Sinds 2013 houden decentrale overheden overtollige kasmiddelen verplicht aan bij 's Rijks schatkist en mogen middelen eventueel onderling worden uitgeleend.
Beleidskader 2020 – 2023
Op basis van de voorliggende meerjarenbegroting is sprake van een licht stijgend schuldentotaal van € 33,9 mln. begin 2020 tot € 38,9 mln. eind 2023. Daardoor is sprake van € 14,0 mln. ruimte onder het schuldenplafond.
Om de rentekosten laag te houden wordt een zo groot mogelijk beroep gedaan op het rekening-courantkrediet van de BNG en overige (korte termijn)mogelijkheden voor zover deze bij de huidige rentestructuur goedkoper zijn dan het BNG-rekening courant-tarief. Deze wijze van financiering wordt beperkt door de maximaal aan te trekken hoeveelheid korte middelen die tot uitdrukking komt in het kasgeldlimiet. Daarnaast zijn de verwachtingen omtrent de ontwikkeling van de geldmarkt- en de kapitaalmarktrente uiteraard een belangrijke andere factor bij het bepalen van het tijdstip waarop en van de looptijd waarvoor eventueel gelden worden aangetrokken.
Pas wanneer het rekening-courantkrediet volledig is gebruikt en daarbij overschrijding van de maximaal toegestane termijn van 3 opvolgende kwartalen van de kasgeldlimiet dreigt, wordt op basis van de financieringsbehoefte en de liquiditeitenplanning de kapitaalmarkt betreden.
Met ingang van 2014 is het schatkistbankieren zonder leenfaciliteit verplicht waardoor het wegzetten van tijdelijk overtollige geldmiddelen bij onze huisbankier slechts voor 0,75% van het begrotingstotaal is toegestaan. Aangezien Voorschoten een structurele financieringsbehoefte heeft, is het schatkistbankieren van verwaarloosbare invloed op het Voorschotense treasurybeleid.
Omdat de rentevergoeding op verplicht bij het Rijk aangehouden kasoverschotten achterblijft bij de geldende vergoedingen in de markt wordt de optie van het betrekken van de aanvullende financiering bij andere decentrale overheden nadrukkelijk open gehouden. Dit is een mogelijkheid die onder het schatkistbankieren bestaat en die voor beide partijen beter zou renderen dan het aanhouden van tegoeden in de vorm van deposito’s bij het Rijk.
Hierbij zal mogelijk gebruik worden gemaakt van de standaardisatie van contracten die BNG Vermogensbeheer B.V. (onderdeel van de Bank Nederlandse Gemeenten) kan bieden.
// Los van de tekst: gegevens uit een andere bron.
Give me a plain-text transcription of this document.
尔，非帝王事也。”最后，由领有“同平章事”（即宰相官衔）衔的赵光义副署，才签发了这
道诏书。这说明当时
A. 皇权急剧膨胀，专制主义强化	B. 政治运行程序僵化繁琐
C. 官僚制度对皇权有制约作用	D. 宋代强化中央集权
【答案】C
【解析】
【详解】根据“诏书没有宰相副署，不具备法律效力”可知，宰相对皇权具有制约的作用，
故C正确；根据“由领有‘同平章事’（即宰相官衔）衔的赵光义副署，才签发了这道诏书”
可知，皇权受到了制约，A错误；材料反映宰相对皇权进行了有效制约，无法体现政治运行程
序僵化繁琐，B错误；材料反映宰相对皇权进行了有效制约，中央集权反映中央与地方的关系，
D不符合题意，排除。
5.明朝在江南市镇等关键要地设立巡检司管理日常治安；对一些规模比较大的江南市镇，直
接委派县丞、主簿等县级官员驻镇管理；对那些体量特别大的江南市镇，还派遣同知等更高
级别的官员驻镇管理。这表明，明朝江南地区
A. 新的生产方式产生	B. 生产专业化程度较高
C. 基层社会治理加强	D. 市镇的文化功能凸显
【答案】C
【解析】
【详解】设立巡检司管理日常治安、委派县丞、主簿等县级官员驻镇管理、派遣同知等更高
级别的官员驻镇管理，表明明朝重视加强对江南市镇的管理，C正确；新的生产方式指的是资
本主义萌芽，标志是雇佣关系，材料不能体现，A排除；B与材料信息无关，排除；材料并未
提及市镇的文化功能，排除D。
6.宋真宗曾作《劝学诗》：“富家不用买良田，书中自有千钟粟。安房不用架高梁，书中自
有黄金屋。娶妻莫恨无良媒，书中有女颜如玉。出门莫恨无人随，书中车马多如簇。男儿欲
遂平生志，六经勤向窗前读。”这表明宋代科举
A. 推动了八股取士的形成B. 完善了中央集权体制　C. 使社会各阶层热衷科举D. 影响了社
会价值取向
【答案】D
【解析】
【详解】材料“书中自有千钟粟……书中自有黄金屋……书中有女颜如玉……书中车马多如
Afhankelijk van de te betalen tarieven kunnen kapitaalmarktleningen ook worden aangetrokken via andere hierin gespecialiseerde financiële instellingen.
Schuldenbeheersing: investeringsruimte
In het meerjarenperspectief voor de liquiditeitsprognose dat tot 2029 reikt wordt het gemiddelde niveau van de vervangingsinvesteringen op € 2,6 mln. doorgetrokken.
Hiervan uitgaande en rekening houdende met het investeringsplan 2020-2023 wordt eind 2029 een netto schuldquote van 100% gerealiseerd bij een lange vaste schuld van € 48,5 mln. als een jaarlijks gemiddeld investeringsniveau van een kleine € 1,8 mln. wordt aangehouden (bovenop € 2,6 mln. aan geëxtrapoleerde vervangingsinvesteringen). Dit is € 0,9 mln. lager dan in de Kadernota en € 0,7 mln. lager dan in de nota schuldenbeheersing werd genoemd. Het verschil ligt in de maximaal als kasgeld aan te houden € 4,9 mln. die eveneens tot de maximale schuldnorm/het schuldenplafond van € 53 mln. wordt gerekend en het feit dat de planperiode tot en met 2029 met 1 jaar verminderd is.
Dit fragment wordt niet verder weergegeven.